Among the previously unseen images in the exhibition is a photograph taken during the making of a film early in the career of Roxy Music. Mr Hoare tracked down the pictures of Bryan Ferry and the band in the days when Brian Eno was still a member.

The earliest known pictures of the group were taken in "grotty student unions" and an open-air festival in Lincoln and failed to show the distinctive Roxy Music style. "We were despairing because none of the pictures were suitable," Mr Hoare said. But then investigations through the band's archive revealed they had made a film in an improvised television studio at the Royal College of Art in 1972.

"It was this state-of-the-art film with psychedelic effects which now seem very primitive and raw," Mr Hoare said.

Ferry, currently completing a new album, said it seemed like "a million years ago" that they had made the film which featured the first track, "Remake Remodel", of their first album, Roxy Music.

"It was done very quickly when you consider how much time things take today and it was done on a shoestring. The students were the camera operators. It's the nicest video we ever did," said Ferry.

But it was not shown publicly as the track was never released as a single. Neither have the still pictures taken during the sessions by Brian Cooke been seen before.

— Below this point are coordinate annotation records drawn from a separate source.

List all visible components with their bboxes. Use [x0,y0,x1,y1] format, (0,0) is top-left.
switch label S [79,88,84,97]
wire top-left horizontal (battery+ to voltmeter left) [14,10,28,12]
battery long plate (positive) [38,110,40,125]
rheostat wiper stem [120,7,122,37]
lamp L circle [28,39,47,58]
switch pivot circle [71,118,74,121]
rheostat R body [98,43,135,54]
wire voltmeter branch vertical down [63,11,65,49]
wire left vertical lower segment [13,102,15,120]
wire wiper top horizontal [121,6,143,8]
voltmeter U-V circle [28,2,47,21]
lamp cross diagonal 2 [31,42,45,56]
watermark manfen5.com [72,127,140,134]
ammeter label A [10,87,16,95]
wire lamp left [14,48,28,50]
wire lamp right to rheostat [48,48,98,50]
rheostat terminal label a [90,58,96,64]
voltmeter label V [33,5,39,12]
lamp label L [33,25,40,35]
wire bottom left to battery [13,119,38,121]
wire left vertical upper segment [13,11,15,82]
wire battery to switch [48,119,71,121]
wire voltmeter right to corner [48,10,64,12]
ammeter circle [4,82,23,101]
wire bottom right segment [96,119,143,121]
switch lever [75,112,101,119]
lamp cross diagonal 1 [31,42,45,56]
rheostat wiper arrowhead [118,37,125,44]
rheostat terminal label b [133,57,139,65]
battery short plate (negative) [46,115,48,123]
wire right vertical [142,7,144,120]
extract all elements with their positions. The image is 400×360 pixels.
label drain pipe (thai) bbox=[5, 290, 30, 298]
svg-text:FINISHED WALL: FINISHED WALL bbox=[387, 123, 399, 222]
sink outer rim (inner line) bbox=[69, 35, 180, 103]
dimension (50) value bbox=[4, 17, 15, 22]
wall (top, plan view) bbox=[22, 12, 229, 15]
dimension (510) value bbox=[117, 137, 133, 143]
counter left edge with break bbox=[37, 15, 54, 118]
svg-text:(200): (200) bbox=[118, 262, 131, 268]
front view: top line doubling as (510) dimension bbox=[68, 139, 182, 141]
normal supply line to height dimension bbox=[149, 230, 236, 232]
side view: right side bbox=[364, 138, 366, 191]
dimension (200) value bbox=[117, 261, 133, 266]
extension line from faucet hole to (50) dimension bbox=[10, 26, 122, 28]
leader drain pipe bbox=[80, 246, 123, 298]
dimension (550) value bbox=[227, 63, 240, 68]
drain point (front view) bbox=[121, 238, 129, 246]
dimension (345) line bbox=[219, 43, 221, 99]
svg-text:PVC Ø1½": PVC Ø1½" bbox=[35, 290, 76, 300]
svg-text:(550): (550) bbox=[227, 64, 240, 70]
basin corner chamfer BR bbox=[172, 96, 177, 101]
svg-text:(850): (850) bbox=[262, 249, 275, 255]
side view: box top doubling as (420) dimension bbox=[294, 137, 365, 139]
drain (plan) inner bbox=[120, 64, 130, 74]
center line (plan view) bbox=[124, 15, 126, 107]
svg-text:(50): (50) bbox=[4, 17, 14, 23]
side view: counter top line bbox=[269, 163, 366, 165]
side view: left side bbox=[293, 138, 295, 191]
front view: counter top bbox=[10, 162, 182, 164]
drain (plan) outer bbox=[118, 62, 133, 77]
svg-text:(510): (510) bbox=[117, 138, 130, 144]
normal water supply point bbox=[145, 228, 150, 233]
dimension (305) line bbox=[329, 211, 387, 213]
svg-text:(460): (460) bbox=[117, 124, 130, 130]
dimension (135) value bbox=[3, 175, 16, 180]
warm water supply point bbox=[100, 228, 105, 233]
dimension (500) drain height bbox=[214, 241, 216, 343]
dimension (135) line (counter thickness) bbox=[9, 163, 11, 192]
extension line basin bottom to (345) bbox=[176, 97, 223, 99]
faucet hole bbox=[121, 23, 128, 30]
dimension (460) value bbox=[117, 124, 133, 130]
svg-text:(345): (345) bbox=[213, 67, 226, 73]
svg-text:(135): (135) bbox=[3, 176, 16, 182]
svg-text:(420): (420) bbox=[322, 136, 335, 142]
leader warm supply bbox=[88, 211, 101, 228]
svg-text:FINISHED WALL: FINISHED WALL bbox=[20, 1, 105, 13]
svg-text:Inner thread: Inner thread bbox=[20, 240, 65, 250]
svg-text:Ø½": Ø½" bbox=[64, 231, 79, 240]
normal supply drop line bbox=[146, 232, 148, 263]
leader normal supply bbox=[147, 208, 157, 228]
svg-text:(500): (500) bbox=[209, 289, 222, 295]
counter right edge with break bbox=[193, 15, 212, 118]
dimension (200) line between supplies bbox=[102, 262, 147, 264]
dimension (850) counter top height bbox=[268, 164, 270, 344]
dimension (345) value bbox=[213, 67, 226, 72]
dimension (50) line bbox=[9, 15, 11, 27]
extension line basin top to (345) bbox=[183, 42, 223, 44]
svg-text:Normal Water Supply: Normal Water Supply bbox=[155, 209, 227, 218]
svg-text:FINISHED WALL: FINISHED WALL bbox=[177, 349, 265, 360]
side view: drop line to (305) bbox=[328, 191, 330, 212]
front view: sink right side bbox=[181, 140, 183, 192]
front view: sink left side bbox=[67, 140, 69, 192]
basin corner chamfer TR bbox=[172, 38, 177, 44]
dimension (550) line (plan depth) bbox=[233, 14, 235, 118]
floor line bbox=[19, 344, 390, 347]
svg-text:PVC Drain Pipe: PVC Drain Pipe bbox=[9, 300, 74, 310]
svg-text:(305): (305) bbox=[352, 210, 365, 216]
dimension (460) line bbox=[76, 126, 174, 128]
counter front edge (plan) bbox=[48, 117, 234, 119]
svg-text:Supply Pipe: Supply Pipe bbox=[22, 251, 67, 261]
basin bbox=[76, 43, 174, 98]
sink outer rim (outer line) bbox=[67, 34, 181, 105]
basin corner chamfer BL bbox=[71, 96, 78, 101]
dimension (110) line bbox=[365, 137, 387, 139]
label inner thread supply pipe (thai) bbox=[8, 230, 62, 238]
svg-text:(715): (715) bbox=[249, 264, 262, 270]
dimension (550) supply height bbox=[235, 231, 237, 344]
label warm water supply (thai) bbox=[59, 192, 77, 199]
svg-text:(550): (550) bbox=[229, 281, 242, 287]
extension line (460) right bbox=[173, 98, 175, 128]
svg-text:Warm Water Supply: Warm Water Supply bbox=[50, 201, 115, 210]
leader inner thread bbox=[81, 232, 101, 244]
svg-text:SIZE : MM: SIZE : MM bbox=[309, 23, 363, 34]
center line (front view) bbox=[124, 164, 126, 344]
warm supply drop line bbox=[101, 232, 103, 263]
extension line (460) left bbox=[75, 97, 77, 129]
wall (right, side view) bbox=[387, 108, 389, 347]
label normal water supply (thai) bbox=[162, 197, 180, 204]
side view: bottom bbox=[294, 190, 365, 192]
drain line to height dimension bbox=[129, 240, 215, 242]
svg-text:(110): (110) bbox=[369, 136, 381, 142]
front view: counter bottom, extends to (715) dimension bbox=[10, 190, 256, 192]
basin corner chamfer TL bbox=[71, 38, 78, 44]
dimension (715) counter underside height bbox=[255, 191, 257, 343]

Mr Hoare and Mr Pepper define a pop icon as someone for whom image was all important. "We were ideally looking for the definitive image, something stylish, made up. It's not about reality," said Mr Pepper.

The curators were also keen to capture images of artists early in their career. The Bee Gees offered a contemporary photograph of themselves because they did not want an old picture in the exhibition, but the offer was declined.

Mr Hoare added that he would not have selected the Bee Gees anyway. "You have to want to dress like them to make them pop icons," he said.

Bryan Ferry said he was influenced by the style of black American rhythm and blues artists. From the start he wanted Roxy Music to look good - "or at least kind of interesting. It wasn't very hard at the time because most people looked pretty awful."

However, the exhibition's emphasis on image excludes many artists. "A lot of great music is not visual. It's why the Prodigy get in, but Orbital and The Orb don't, because they're not about image," said Mr Hoare.

Mr Pepper expects Icons of Pop to prove even more popular than previous exhibitions by Annie Leibowitz and Henri Cartier-Bresson. He insists the photographers all deserve the exposure.

Among the photographers included in the show are Gered Mankowitz, Jill Furmanovsky and Brian Aris.

"This is intelligent, thinking photography which many people dismiss, but the photographers who do this are good photographers," Mr Pepper said.